On the ceiling of the Sistine Chapel in Rome, Michelangelo depicts God as a corporeal being reaching out his right hand with one finger almost touching that of the first man, Adam, who is lying on the earth. The effect on the viewer of this allegorical portrayal of the Creation is often electrifying. The vision of a freshly created world is spread out before him. Man is being endowed with life! The viewer might almost expect to see a vital spark flashing from the finger tip of this symbolic representation of Deity to that of the recumbent man.

The painting possibly was the artist's honest conception of God—as it doubtless was of many Christians of the Middle Ages. Certainly it was imaginary, since no one has ever seen the creator with mortal eyes. See John 1:18; Today an ever greater number of Bible students are coming to understand that God is Spirit, having no physical characteristics at all, and that His creation, man, is made in His likeness and must therefore be spiritual. Mortal, material man is not that likeness.

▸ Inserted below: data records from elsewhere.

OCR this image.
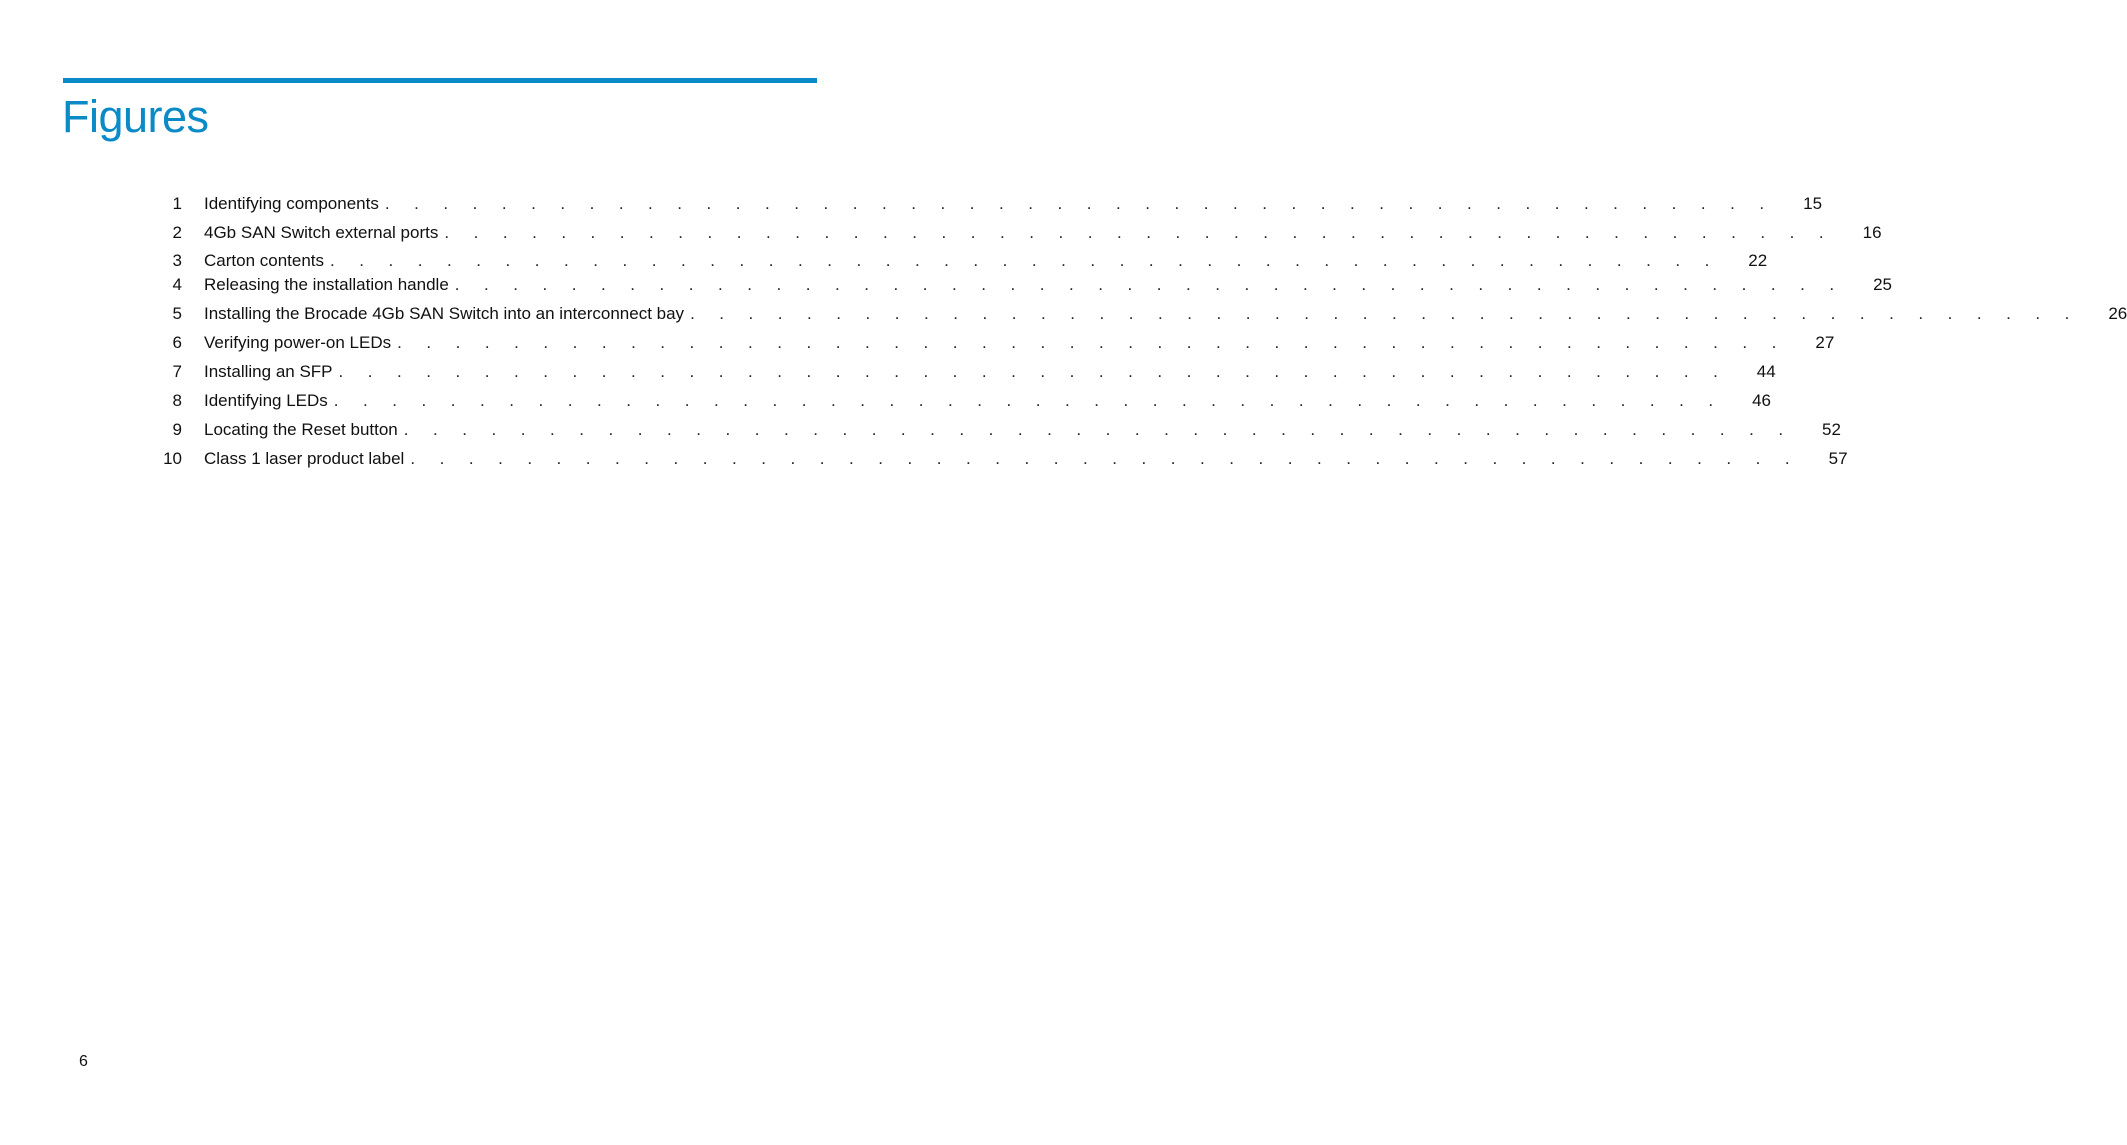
Figures
1 Identifying components . . . . . . . . . . . . . . . . . . . . . . . . . . . . . . . . . . . . . . . . . . . . . . . .	15
2 4Gb SAN Switch external ports . . . . . . . . . . . . . . . . . . . . . . . . . . . . . . . . . . . . . . . . . . . . . . . .	16
3 Carton contents . . . . . . . . . . . . . . . . . . . . . . . . . . . . . . . . . . . . . . . . . . . . . . . .	22
4 Releasing the installation handle . . . . . . . . . . . . . . . . . . . . . . . . . . . . . . . . . . . . . . . . . . . . . . . .	25
5 Installing the Brocade 4Gb SAN Switch into an interconnect bay . . . . . . . . . . . . . . . . . . . . . . . . . . . . . . . . . . . . . . . . . . . . . . . .	26
6 Verifying power-on LEDs . . . . . . . . . . . . . . . . . . . . . . . . . . . . . . . . . . . . . . . . . . . . . . . .	27
7 Installing an SFP . . . . . . . . . . . . . . . . . . . . . . . . . . . . . . . . . . . . . . . . . . . . . . . .	44
8 Identifying LEDs . . . . . . . . . . . . . . . . . . . . . . . . . . . . . . . . . . . . . . . . . . . . . . . .	46
9 Locating the Reset button . . . . . . . . . . . . . . . . . . . . . . . . . . . . . . . . . . . . . . . . . . . . . . . .	52
10 Class 1 laser product label . . . . . . . . . . . . . . . . . . . . . . . . . . . . . . . . . . . . . . . . . . . . . . . .	57
6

The phrase "finger of God" occurs several times in the Bible. The book of Exodus relates that Deity gave Moses "two tables of testimony, tables of stone, written with the finger of God." Ex. 31:18; This indicates the divine origin of the Decalogue. And after Christ Jesus had healed one who had been mute and some onlookers maliciously remarked that he had the aid of Satan in his healing work, the Master replied: "If I by Beelzebub cast out devils, by whom do your sons cast them out? . . . But if I with the finger of God cast out devils, no doubt the kingdom of God is come upon you" Luke 11:19, 20; —or, as James Moffatt puts it, "the Reign of God has reached you already."